Tuesday 20 March 2012

HBase Performance Evaluation continued - The Smoking Gun

Update: See also part 1 and part 3.

In my last post I described my initial foray into testing our HBase cluster performance using the PerformanceEvaluation class.  I wasn't happy with our conclusions, which could largely be summed up as "we're not sure what's wrong, but it seems slow".  So in the grand tradition of people with itches that wouldn't go away, I kept scratching.  Everything that follows is based on testing with PerformanceEvaluation (the jar patched as in the last post) using a 300M row table built with PerformanceEvaluation sequentialWrite 300, and tested with PerformanceEvaluation scan 300.  I ran the scan test 3 times, so you should see 3 distinct bursts of activity in the charts.  And to recap our hardware setup - we have 3 regionservers and a separate master.
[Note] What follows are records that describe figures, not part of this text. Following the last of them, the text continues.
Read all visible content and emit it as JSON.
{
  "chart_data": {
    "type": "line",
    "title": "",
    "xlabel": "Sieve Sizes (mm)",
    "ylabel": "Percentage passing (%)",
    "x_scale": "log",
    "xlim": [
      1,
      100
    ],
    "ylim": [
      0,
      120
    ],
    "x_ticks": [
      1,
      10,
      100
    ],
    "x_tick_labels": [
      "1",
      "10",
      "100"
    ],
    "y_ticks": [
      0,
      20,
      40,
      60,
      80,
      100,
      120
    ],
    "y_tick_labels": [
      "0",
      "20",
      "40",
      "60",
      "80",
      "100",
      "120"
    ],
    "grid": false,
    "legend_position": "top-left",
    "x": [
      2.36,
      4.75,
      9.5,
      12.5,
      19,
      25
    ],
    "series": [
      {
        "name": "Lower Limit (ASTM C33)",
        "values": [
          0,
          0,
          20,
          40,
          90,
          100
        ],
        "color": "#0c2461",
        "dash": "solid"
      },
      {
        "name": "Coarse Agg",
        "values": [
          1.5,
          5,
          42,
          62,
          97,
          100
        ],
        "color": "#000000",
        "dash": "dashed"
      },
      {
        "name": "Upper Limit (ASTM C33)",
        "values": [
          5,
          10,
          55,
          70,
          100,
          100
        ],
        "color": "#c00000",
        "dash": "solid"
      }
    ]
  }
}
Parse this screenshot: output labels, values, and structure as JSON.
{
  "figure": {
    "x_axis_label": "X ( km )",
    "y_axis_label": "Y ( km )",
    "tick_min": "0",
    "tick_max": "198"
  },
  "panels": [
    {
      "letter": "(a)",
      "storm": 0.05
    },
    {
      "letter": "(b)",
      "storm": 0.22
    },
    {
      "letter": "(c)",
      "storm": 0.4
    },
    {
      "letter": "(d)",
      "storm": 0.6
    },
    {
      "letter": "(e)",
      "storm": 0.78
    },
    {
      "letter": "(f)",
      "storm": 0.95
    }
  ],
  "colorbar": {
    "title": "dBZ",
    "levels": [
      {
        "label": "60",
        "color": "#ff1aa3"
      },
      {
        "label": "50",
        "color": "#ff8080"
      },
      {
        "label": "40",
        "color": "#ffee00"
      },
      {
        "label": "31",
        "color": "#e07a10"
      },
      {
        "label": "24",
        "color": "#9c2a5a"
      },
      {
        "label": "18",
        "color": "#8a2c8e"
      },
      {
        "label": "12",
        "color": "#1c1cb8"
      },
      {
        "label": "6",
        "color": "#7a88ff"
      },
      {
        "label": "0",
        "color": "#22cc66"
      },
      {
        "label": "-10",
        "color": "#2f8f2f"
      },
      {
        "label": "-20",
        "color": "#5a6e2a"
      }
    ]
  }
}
The first unsettling ganglia metric that kept me digging was of ethernet bytes_in and bytes_out.  I'll recreate those here:
Figure 1 - bytes_in (MB/s) with single gigabit ethernet
Figure 2 - bytes_out (MB/s) with single gigabit ethernet
This is a single gigabit ethernet link, and that is borne out by the Max values, which are near the theoretical max of 120 megabytes per second (MB/s), and as you can see they certainly aren't sitting at 120 constantly in the way one would expect if ethernet was our bottleneck. But that bytes_in graph sure looks like it's hitting some kind of limit - steep ramp up, relatively constant transfer rate, then steep ramp down.  So I decided to try channel bonding to effectively use 2 gigabit links on each server "bonded" together.  It turns out that's not quite as trivial as it may seem, but in the end I got it working following the Dell/Cloudera configuration suggestion of mode 6 / balance-alb, which is described more in the Linux kernel bonding documentation. The results are shown in the following graphs:

Figure 3 - bytes_in (MB/s) with dual (bonded) gigabit ethernet
Figure 4 - bytes_out (MB/s) with dual (bonded) gigabit ethernet
Unfortunately the scale has changed (ganglia ain't perfect) but you can see we're now hovering a bit higher than the single ethernet case, and at some points swinging significantly above the single ethernet limit (a few gusts up to 150).  So it would seem that even though the single gigabit graphs didn't look like they were hitting theoretical maximum, they were definitely limited.  Not by much though - maybe 10-15%?  As they say, the proof is in the pudding, so what was the final throughput for the two tests?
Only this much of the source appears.